Philadelphia has a 26% poverty rate, one of the highest in the nation. Of that 26%, nearly half (12.2%) are living in deep poverty with incomes below 50% of the federal poverty limit. Even before the shutdown, people were struggling to make it day by day.
Each hour of this shutdown makes it harder and harder for the nearly 10 million people who live in HUD-assisted housing – some of our country’s most vulnerable people including low-income families, people with disabilities, veterans, and the elderly – to avoid eviction. The government portion of those rent payments is critical. With HUD’s offices closed, there is no money flowing.
Pathways has two HUD renewal contracts affecting 130 apartment units that were due to be signed this month. Beginning February 1st, we will need to find almost $100,000 each month that the government shutdown continues to ensure that these marginalized, formerly homeless people remain in their homes.
The Violence Against Women Act (VAWA) wasn’t reauthorized before the shutdown, so it has expired. Many domestic violence programs receive funding from Office of Violence Against Women under VAWA. That office is not processing payment requests. As the shutdown persists, providers will find it challenging to continue offering domestic violence crisis services and we risk the safety of women and children. We worry for our partner agencies like Women Against Abuse and their ability to maintain lifesaving services in the coming months.

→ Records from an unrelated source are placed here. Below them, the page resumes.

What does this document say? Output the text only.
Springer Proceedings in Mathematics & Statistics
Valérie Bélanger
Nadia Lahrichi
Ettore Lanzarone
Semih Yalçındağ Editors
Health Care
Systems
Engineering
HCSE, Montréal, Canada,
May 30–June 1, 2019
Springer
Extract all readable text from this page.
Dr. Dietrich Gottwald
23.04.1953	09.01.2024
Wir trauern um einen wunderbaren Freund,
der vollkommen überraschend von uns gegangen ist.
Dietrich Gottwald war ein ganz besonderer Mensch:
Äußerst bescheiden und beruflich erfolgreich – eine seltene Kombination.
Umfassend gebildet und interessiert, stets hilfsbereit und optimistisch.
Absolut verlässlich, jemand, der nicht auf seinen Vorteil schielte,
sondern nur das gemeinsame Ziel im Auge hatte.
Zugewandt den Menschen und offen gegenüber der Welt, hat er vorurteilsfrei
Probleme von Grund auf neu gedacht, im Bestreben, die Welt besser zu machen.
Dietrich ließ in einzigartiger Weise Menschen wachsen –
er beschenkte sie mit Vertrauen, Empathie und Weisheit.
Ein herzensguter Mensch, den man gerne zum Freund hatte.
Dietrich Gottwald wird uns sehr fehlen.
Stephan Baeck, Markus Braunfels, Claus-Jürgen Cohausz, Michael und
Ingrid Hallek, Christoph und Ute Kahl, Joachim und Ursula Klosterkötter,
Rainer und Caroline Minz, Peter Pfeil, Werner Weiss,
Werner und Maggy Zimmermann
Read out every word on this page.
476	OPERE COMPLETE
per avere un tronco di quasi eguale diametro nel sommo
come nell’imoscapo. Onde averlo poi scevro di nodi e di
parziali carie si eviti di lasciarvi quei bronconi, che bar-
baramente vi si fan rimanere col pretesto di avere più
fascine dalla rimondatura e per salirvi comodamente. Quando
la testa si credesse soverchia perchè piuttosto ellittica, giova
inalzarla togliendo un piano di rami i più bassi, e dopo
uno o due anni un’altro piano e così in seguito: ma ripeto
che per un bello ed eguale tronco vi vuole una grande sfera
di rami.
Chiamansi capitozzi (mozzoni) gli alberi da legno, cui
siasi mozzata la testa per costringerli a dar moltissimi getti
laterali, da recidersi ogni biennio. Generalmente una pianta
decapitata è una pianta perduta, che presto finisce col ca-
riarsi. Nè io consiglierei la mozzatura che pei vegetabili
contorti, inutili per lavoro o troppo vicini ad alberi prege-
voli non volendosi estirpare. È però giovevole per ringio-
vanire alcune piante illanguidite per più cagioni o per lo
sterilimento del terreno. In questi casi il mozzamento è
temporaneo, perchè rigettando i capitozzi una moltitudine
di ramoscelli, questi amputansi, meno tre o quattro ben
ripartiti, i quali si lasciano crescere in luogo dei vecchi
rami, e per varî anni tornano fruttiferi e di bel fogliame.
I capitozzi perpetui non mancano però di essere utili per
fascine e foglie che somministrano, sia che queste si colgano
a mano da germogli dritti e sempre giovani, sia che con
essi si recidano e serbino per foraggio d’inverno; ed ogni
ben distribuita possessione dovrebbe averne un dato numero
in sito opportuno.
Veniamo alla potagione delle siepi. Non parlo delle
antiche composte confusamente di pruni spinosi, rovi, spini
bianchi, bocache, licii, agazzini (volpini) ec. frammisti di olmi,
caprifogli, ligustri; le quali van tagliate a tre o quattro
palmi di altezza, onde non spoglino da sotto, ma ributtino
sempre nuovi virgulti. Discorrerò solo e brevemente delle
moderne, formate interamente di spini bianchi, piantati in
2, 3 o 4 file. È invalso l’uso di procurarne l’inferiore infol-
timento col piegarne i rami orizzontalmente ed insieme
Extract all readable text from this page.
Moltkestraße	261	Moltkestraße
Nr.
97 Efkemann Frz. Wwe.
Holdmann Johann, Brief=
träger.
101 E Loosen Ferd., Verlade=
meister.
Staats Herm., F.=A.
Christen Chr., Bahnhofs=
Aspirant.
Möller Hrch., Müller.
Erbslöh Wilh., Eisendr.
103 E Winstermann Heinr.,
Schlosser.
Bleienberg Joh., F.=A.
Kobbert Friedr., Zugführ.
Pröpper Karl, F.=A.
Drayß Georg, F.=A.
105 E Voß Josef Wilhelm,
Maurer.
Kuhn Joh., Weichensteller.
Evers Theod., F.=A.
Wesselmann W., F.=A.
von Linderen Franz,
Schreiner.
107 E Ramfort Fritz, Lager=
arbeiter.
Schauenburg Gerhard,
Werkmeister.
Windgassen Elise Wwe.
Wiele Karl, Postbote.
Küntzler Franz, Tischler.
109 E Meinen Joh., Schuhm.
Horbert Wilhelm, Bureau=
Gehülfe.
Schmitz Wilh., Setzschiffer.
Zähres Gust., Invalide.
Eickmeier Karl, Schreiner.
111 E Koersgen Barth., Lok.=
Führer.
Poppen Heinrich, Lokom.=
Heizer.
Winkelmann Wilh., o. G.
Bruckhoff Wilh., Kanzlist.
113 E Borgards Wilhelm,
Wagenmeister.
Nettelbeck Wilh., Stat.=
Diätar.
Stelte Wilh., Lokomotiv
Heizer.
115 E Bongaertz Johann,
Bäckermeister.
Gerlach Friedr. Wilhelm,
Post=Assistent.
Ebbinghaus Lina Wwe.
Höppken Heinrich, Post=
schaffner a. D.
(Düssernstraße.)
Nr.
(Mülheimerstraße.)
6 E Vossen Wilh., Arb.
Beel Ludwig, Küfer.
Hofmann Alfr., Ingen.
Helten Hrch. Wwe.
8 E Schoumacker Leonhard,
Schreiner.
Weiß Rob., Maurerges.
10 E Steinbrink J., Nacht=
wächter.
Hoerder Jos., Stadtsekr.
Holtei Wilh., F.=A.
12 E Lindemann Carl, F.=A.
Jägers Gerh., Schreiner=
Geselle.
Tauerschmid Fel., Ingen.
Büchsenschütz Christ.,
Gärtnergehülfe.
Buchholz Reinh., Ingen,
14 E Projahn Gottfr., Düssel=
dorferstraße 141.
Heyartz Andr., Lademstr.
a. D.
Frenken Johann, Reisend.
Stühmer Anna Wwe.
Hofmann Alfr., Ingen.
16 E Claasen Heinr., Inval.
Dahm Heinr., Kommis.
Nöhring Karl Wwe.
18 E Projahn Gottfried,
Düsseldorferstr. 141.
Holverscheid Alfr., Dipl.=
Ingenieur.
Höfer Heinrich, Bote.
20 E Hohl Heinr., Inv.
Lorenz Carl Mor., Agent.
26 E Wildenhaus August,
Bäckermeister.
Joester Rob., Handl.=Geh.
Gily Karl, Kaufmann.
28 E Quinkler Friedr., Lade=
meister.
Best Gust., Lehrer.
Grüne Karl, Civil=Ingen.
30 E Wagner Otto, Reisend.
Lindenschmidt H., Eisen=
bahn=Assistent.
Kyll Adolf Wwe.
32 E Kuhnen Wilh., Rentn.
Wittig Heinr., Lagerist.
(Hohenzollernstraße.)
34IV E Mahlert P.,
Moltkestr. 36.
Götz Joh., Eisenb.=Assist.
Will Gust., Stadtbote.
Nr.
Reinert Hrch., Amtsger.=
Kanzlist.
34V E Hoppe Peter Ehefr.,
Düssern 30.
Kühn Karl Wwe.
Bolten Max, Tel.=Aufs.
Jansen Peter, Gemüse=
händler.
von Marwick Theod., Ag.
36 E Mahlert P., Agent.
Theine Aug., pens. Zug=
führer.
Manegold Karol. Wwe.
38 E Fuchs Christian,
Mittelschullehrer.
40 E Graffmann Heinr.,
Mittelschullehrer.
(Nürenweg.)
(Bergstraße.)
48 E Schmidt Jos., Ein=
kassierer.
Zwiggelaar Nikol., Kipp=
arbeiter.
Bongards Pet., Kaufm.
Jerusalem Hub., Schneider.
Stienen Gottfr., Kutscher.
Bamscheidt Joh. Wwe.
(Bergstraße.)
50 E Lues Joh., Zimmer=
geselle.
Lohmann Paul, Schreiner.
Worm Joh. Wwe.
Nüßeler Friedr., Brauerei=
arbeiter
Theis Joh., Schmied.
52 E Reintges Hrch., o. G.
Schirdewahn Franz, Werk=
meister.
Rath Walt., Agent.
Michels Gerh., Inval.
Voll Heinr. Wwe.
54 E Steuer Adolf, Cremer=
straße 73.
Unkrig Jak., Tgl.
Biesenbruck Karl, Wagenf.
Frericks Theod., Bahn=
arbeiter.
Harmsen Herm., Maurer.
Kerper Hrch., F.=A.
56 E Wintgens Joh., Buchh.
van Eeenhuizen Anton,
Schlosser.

People who rely on SNAP benefits (food stamps) received an early disbursement to carry them through February, but what happens on March 1st? Evan with SNAP benefits, far too many people are hungry in America and the organizations fighting hunger and food scarcity are stretched to the limits. Is starving America’s children part of our new political reality?
I’ve read hundreds of heart wrenching but avoidable tragedies happening right now because of this political folly. People are suffering and the suffering is deep, widespread, and real. Wherever we fall on the political spectrum, we all must agree that punishing the poor is not the way to make America great again.
Remember, the greatness of a nation is judged by how it treats its weakest member.